Ahora bien, si nuestra razón, si nuestra ampliación del conocimiento no siempre sigue las leyes de la lógica, «hay algo, por lo tanto, que tiene lugar dentro del organismo que es equivalente al proceso silogístico». Las inferencias reales no son completas (como las lógicas), sino incompletas, es decir, que la conclusión depende de ciertos elementos que no están contenidos en las premisas, por lo que su validez (la de la conclusión) no es una validez estrictamente lógica, aunque no deja de ser válida en un grado razonable. Si este proceso cognitivo no es válido lógicamente, sí que puede ser considerado válido virtualmente, erigiéndose así en un argumento completo en la medida en que se dan por sentado algunos aspectos no incluibles lógicamente en las premisas. Los argumentos reales no son apodícticos, sino probables. Los primeros son aquellos cuya validez depende incondicionalmente de la relación del hecho inferido con los hechos postulados en las premisas; los segundos, aquellos cuya validez depende de la ‘no-existencia’ en las premisas de algún otro conocimiento, es decir, que la conclusión se infiere sin que las premisas posean toda la información pertinente.

El argumento probable tiene que ver con el hecho de que, a la hora de decidir, pensar, actuar o razonar, no se posee previamente toda la información, sino que se tiene disponible parcialmente. Y éste es el modo usual de razonar, según el cual sólo conocemos algunas características, algunas experiencias concretas de algo, pero no más. Peirce pone el siguiente ejemplo: pensemos en un hombre enfermo de cólera, al que se le realiza una sangría, y al día siguiente ya se encuentra mejor; ¿es lícito achacar a la sangría su mejora?, porque igual ha mejorado por otra circunstancia. Afirmar ‘la sangría tiende a curar el cólera’ es una ‘inferencia probable’, pues hay muchos aspectos y factores asociados al cólera que nos son desconocidos y que muy bien pueden haber contribuido también a su cura. El hecho de no conocer a fondo esta enfermedad y su tratamiento médico nos lleva a ser prudentes en nuestras afirmaciones y catalogarlas como probables, y no como apodícticas. Por lo general, en la mayoría de nuestras afirmaciones no disponemos de ‘toda’ la información pertinente, por lo que no podrán ser apodícticas sino probables.
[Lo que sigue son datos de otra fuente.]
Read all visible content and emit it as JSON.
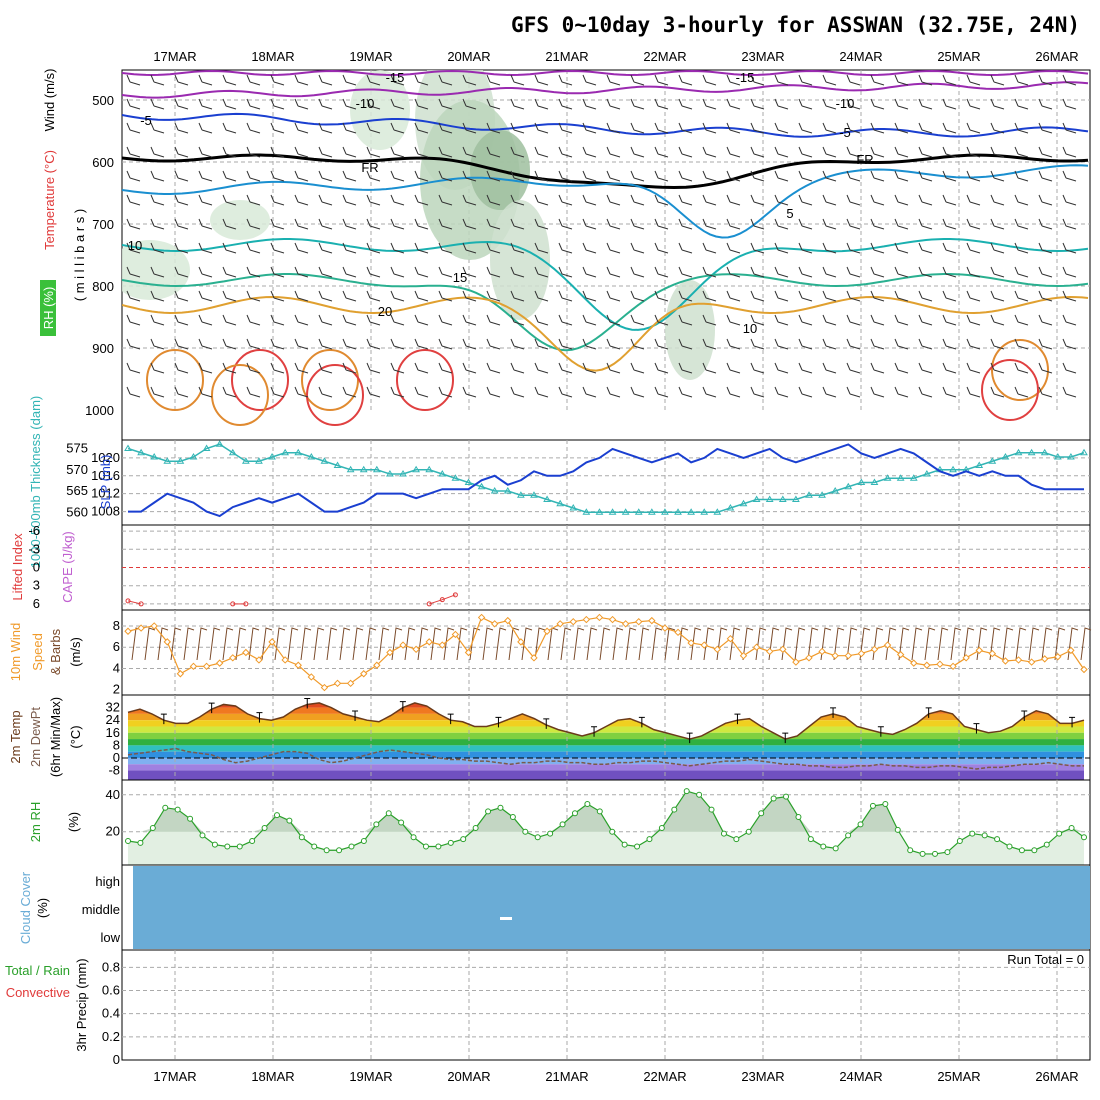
{
  "chart_data": {
    "type": "line",
    "title": "GFS 0~10day 3-hourly for ASSWAN (32.75E, 24N)",
    "date_labels": [
      "17MAR",
      "18MAR",
      "19MAR",
      "20MAR",
      "21MAR",
      "22MAR",
      "23MAR",
      "24MAR",
      "25MAR",
      "26MAR"
    ],
    "colors": {
      "thickness": "#33b5b5",
      "slp": "#1a3fd0",
      "wind": "#f09a2a",
      "barb": "#7a4a2a",
      "rh": "#2aa02a",
      "cloud": "#6aacd6",
      "lifted": "#e03a3a",
      "cape": "#c060d0",
      "temp": "#6a3a1a",
      "dewpt": "#7a5a4a"
    },
    "panels": {
      "upper": {
        "ylabel_wind": "Wind (m/s)",
        "ylabel_temp": "Temperature (°C)",
        "ylabel_rh": "RH (%)",
        "ylabel_p": "( m i l l i b a r s )",
        "yticks": [
          "500",
          "600",
          "700",
          "800",
          "900",
          "1000"
        ],
        "contour_labels": [
          "-15",
          "-10",
          "-5",
          "FR",
          "5",
          "10",
          "15",
          "20"
        ]
      },
      "slp_thk": {
        "ylabel_thk": "1000-500mb Thickness (dam)",
        "ylabel_slp": "SLP (mb)",
        "thk_ticks": [
          "575",
          "570",
          "565",
          "560"
        ],
        "slp_ticks": [
          "1020",
          "1016",
          "1012",
          "1008"
        ],
        "thickness_dam": [
          575,
          574,
          573,
          572,
          572,
          573,
          575,
          576,
          574,
          572,
          572,
          573,
          574,
          574,
          573,
          572,
          571,
          570,
          570,
          570,
          569,
          569,
          570,
          570,
          569,
          568,
          567,
          566,
          565,
          565,
          564,
          564,
          563,
          562,
          561,
          560,
          560,
          560,
          560,
          560,
          560,
          560,
          560,
          560,
          560,
          560,
          561,
          562,
          563,
          563,
          563,
          563,
          564,
          564,
          565,
          566,
          567,
          567,
          568,
          568,
          568,
          569,
          570,
          570,
          570,
          571,
          572,
          573,
          574,
          574,
          574,
          573,
          573,
          574
        ],
        "slp_mb": [
          1008,
          1008,
          1010,
          1012,
          1011,
          1010,
          1008,
          1007,
          1009,
          1010,
          1011,
          1010,
          1011,
          1012,
          1010,
          1008,
          1008,
          1009,
          1010,
          1012,
          1012,
          1012,
          1011,
          1012,
          1013,
          1013,
          1013,
          1015,
          1016,
          1014,
          1015,
          1017,
          1016,
          1016,
          1017,
          1019,
          1020,
          1022,
          1021,
          1020,
          1019,
          1020,
          1021,
          1019,
          1020,
          1022,
          1021,
          1020,
          1021,
          1022,
          1020,
          1019,
          1020,
          1021,
          1022,
          1023,
          1021,
          1020,
          1021,
          1022,
          1021,
          1019,
          1017,
          1016,
          1017,
          1016,
          1017,
          1016,
          1016,
          1014,
          1013,
          1013,
          1013,
          1013
        ]
      },
      "li_cape": {
        "ylabel_li": "Lifted Index",
        "ylabel_cape": "CAPE (J/kg)",
        "yticks": [
          "-6",
          "-3",
          "0",
          "3",
          "6"
        ],
        "lifted_index_segments": [
          {
            "x": [
              0,
              1
            ],
            "y": [
              5.5,
              6
            ]
          },
          {
            "x": [
              8,
              9
            ],
            "y": [
              6,
              6
            ]
          },
          {
            "x": [
              23,
              24,
              25
            ],
            "y": [
              6,
              5.3,
              4.5
            ]
          }
        ]
      },
      "wind10": {
        "ylabel_wind": "10m Wind",
        "ylabel_speed": "Speed",
        "ylabel_barbs": "& Barbs",
        "ylabel_unit": "(m/s)",
        "yticks": [
          "8",
          "6",
          "4",
          "2"
        ],
        "speed_ms": [
          7.5,
          7.8,
          8,
          6.5,
          3.5,
          4.2,
          4.2,
          4.5,
          5,
          5.5,
          4.8,
          6.5,
          4.8,
          4.3,
          3.2,
          2.2,
          2.6,
          2.6,
          3.5,
          4.3,
          5.5,
          6.2,
          5.8,
          6.5,
          6.2,
          7.2,
          5.5,
          8.8,
          8.2,
          8.5,
          6.5,
          5,
          7.5,
          8.2,
          8.4,
          8.6,
          8.8,
          8.6,
          8.2,
          8.4,
          8.5,
          7.8,
          7.4,
          6.4,
          6.2,
          5.8,
          6.8,
          5.2,
          6,
          5.6,
          5.8,
          4.6,
          5,
          5.6,
          5.2,
          5.2,
          5.4,
          5.8,
          6.2,
          5.3,
          4.5,
          4.3,
          4.4,
          4.2,
          5,
          5.7,
          5.4,
          4.7,
          4.8,
          4.6,
          4.9,
          5.1,
          5.7,
          3.9
        ]
      },
      "temp2m": {
        "ylabel_temp": "2m Temp",
        "ylabel_dewpt": "2m DewPt",
        "ylabel_minmax": "(6hr Min/Max)",
        "ylabel_unit": "(°C)",
        "yticks": [
          "32",
          "24",
          "16",
          "8",
          "0",
          "-8"
        ],
        "temp_c": [
          29,
          31,
          28,
          24,
          22,
          22,
          26,
          31,
          34,
          33,
          28,
          25,
          24,
          26,
          31,
          34,
          35,
          32,
          28,
          26,
          24,
          23,
          27,
          32,
          35,
          33,
          28,
          24,
          23,
          20,
          20,
          22,
          25,
          28,
          25,
          21,
          18,
          16,
          14,
          16,
          20,
          24,
          25,
          22,
          18,
          16,
          14,
          12,
          14,
          18,
          22,
          24,
          25,
          20,
          16,
          12,
          14,
          20,
          26,
          28,
          26,
          20,
          18,
          16,
          15,
          18,
          22,
          28,
          30,
          28,
          20,
          18,
          16,
          17,
          20,
          26,
          30,
          28,
          22,
          22,
          24
        ],
        "dewpt_c": [
          2,
          3,
          4,
          5,
          6,
          4,
          3,
          2,
          -1,
          -3,
          -2,
          0,
          2,
          4,
          4,
          3,
          -1,
          -3,
          -2,
          0,
          2,
          4,
          5,
          4,
          3,
          2,
          0,
          -1,
          -1,
          -2,
          -2,
          -3,
          -4,
          -3,
          -3,
          -2,
          -2,
          -3,
          -3,
          -4,
          -4,
          -3,
          -3,
          -2,
          -2,
          -3,
          -4,
          -5,
          -4,
          -3,
          -2,
          -2,
          -1,
          -2,
          -3,
          -4,
          -4,
          -5,
          -5,
          -6,
          -6,
          -5,
          -5,
          -4,
          -5,
          -5,
          -6,
          -6,
          -5,
          -5,
          -6,
          -7,
          -6,
          -6,
          -5,
          -4,
          -4,
          -3,
          -4,
          -5,
          -5
        ]
      },
      "rh2m": {
        "ylabel_rh": "2m RH",
        "ylabel_unit": "(%)",
        "yticks": [
          "40",
          "20"
        ],
        "rh_pct": [
          15,
          14,
          22,
          33,
          32,
          27,
          18,
          13,
          12,
          12,
          15,
          22,
          29,
          26,
          17,
          12,
          10,
          10,
          12,
          15,
          24,
          30,
          25,
          17,
          12,
          12,
          14,
          16,
          22,
          31,
          33,
          28,
          20,
          17,
          19,
          24,
          30,
          35,
          31,
          20,
          13,
          12,
          16,
          22,
          32,
          42,
          40,
          32,
          19,
          16,
          20,
          30,
          38,
          39,
          28,
          16,
          12,
          11,
          18,
          24,
          34,
          35,
          21,
          10,
          8,
          8,
          9,
          15,
          19,
          18,
          16,
          12,
          10,
          10,
          13,
          19,
          22,
          17
        ]
      },
      "cloud": {
        "ylabel_cloud": "Cloud Cover",
        "ylabel_unit": "(%)",
        "levels": [
          "high",
          "middle",
          "low"
        ]
      },
      "precip": {
        "ylabel_total": "Total / Rain",
        "ylabel_conv": "Convective",
        "ylabel_precip": "3hr Precip (mm)",
        "yticks": [
          "0.8",
          "0.6",
          "0.4",
          "0.2",
          "0"
        ],
        "run_total_label": "Run Total = 0"
      }
    }
  }
}
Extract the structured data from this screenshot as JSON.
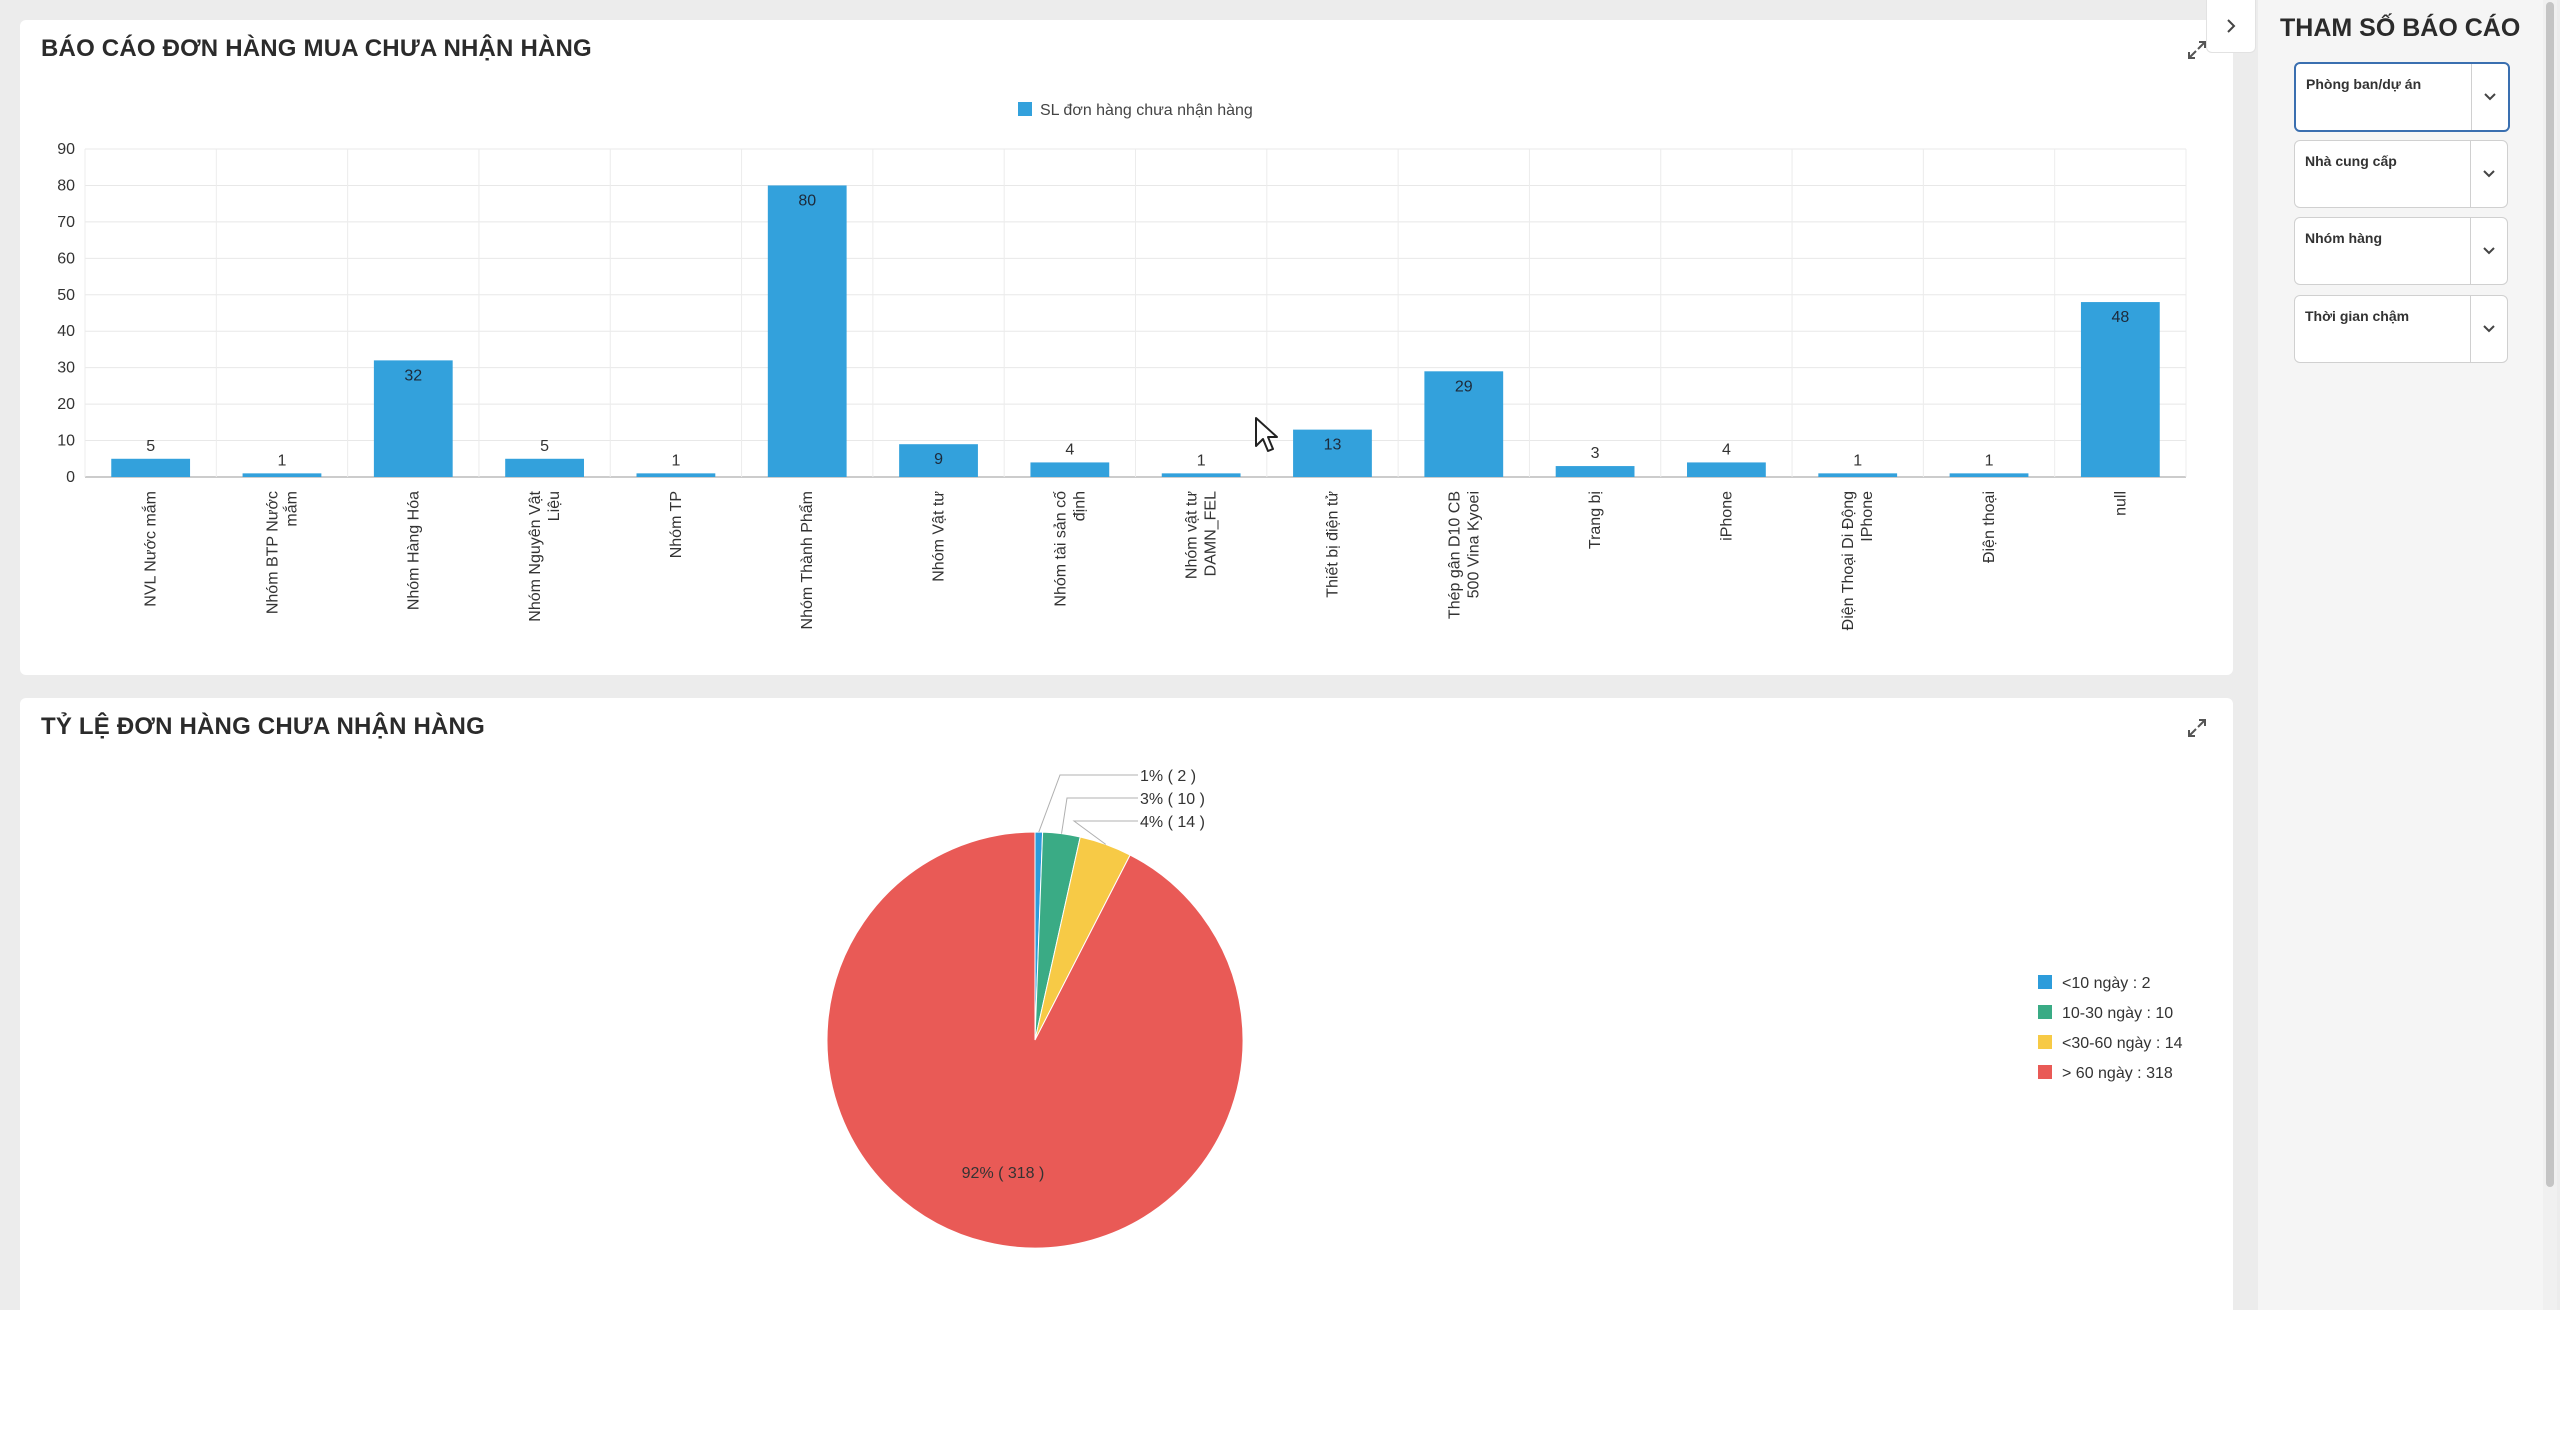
{
  "bar_card": {
    "title": "BÁO CÁO ĐƠN HÀNG MUA CHƯA NHẬN HÀNG"
  },
  "pie_card": {
    "title": "TỶ LỆ ĐƠN HÀNG CHƯA NHẬN HÀNG"
  },
  "panel": {
    "title": "THAM SỐ BÁO CÁO",
    "params": [
      {
        "label": "Phòng ban/dự án"
      },
      {
        "label": "Nhà cung cấp"
      },
      {
        "label": "Nhóm hàng"
      },
      {
        "label": "Thời gian chậm"
      }
    ]
  },
  "colors": {
    "bar": "#33a1dc",
    "slice_lt10": "#2d9cdb",
    "slice_10_30": "#3aab85",
    "slice_30_60": "#f7ca46",
    "slice_gt60": "#e95a56"
  },
  "chart_data": [
    {
      "type": "bar",
      "legend": "SL đơn hàng chưa nhận hàng",
      "legend_position": "top-center",
      "ylim": [
        0,
        90
      ],
      "yticks": [
        0,
        10,
        20,
        30,
        40,
        50,
        60,
        70,
        80,
        90
      ],
      "grid": true,
      "categories": [
        [
          "NVL Nước mắm"
        ],
        [
          "Nhóm BTP Nước",
          "mắm"
        ],
        [
          "Nhóm Hàng Hóa"
        ],
        [
          "Nhóm Nguyên Vật",
          "Liệu"
        ],
        [
          "Nhóm TP"
        ],
        [
          "Nhóm Thành Phẩm"
        ],
        [
          "Nhóm Vật tư"
        ],
        [
          "Nhóm tài sản cố",
          "định"
        ],
        [
          "Nhóm vật tư",
          "DAMN_FEL"
        ],
        [
          "Thiết bị điện tử"
        ],
        [
          "Thép gân D10 CB",
          "500 Vina Kyoei"
        ],
        [
          "Trang bị"
        ],
        [
          "iPhone"
        ],
        [
          "Điện Thoại Di Động",
          "IPhone"
        ],
        [
          "Điện thoại"
        ],
        [
          "null"
        ]
      ],
      "values": [
        5,
        1,
        32,
        5,
        1,
        80,
        9,
        4,
        1,
        13,
        29,
        3,
        4,
        1,
        1,
        48
      ],
      "labels": [
        "5",
        "1",
        "32",
        "5",
        "1",
        "80",
        "9",
        "4",
        "1",
        "13",
        "29",
        "3",
        "4",
        "1",
        "1",
        "48"
      ]
    },
    {
      "type": "pie",
      "legend_position": "right",
      "slices": [
        {
          "name": "<10 ngày",
          "value": 2,
          "legend": "<10 ngày : 2",
          "label": "1% ( 2 )",
          "color_key": "slice_lt10"
        },
        {
          "name": "10-30 ngày",
          "value": 10,
          "legend": "10-30 ngày : 10",
          "label": "3% ( 10 )",
          "color_key": "slice_10_30"
        },
        {
          "name": "<30-60 ngày",
          "value": 14,
          "legend": "<30-60 ngày : 14",
          "label": "4% ( 14 )",
          "color_key": "slice_30_60"
        },
        {
          "name": "> 60 ngày",
          "value": 318,
          "legend": "> 60 ngày : 318",
          "label": "92% ( 318 )",
          "color_key": "slice_gt60"
        }
      ]
    }
  ]
}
Pues bien, en opinión de Peirce esta ausencia de conocimiento se puede dar de dos maneras, que es lo que nos lleva a la diferencia entre una inducción y una deducción: a) «si junto a los objetos que, según las premisas, poseen ciertas características hay otros objetos que las poseen»; y b) «si junto a las características que, según las premisas, pertenecen a ciertos objetos hay otras características no implicadas necesariamente en estos que pertenecen a los mismos objetos». En el primer caso hablamos de otros objetos que posean las características que las premisas sitúan en los objetos mentados en concreto; y, en el segundo, hablamos de otras características que puedan estar presentes en los mismos objetos al margen de las que destacan las premisas. Si Peirce realiza esta distinción es porque entiende que hay que situar aquí la diferencia entre inducción y deducción (inducción y deducción probables, no apodícticas): el caso a) sería el de la inducción, en tanto que «el razonamiento procede como si se conociesen todos los objetos que tienen ciertas características»; mientras que el caso b) es la deducción, en tanto que «la inferencia procede como si se conociesen todas las características requeridas a la determinación de un cierto objeto, o clase, y esto es hipótesis». En su opinión, todo razonamiento se puede situar en uno de estos dos tipos: es inductivo o deductivo-hipotético, o una combinación de ambos.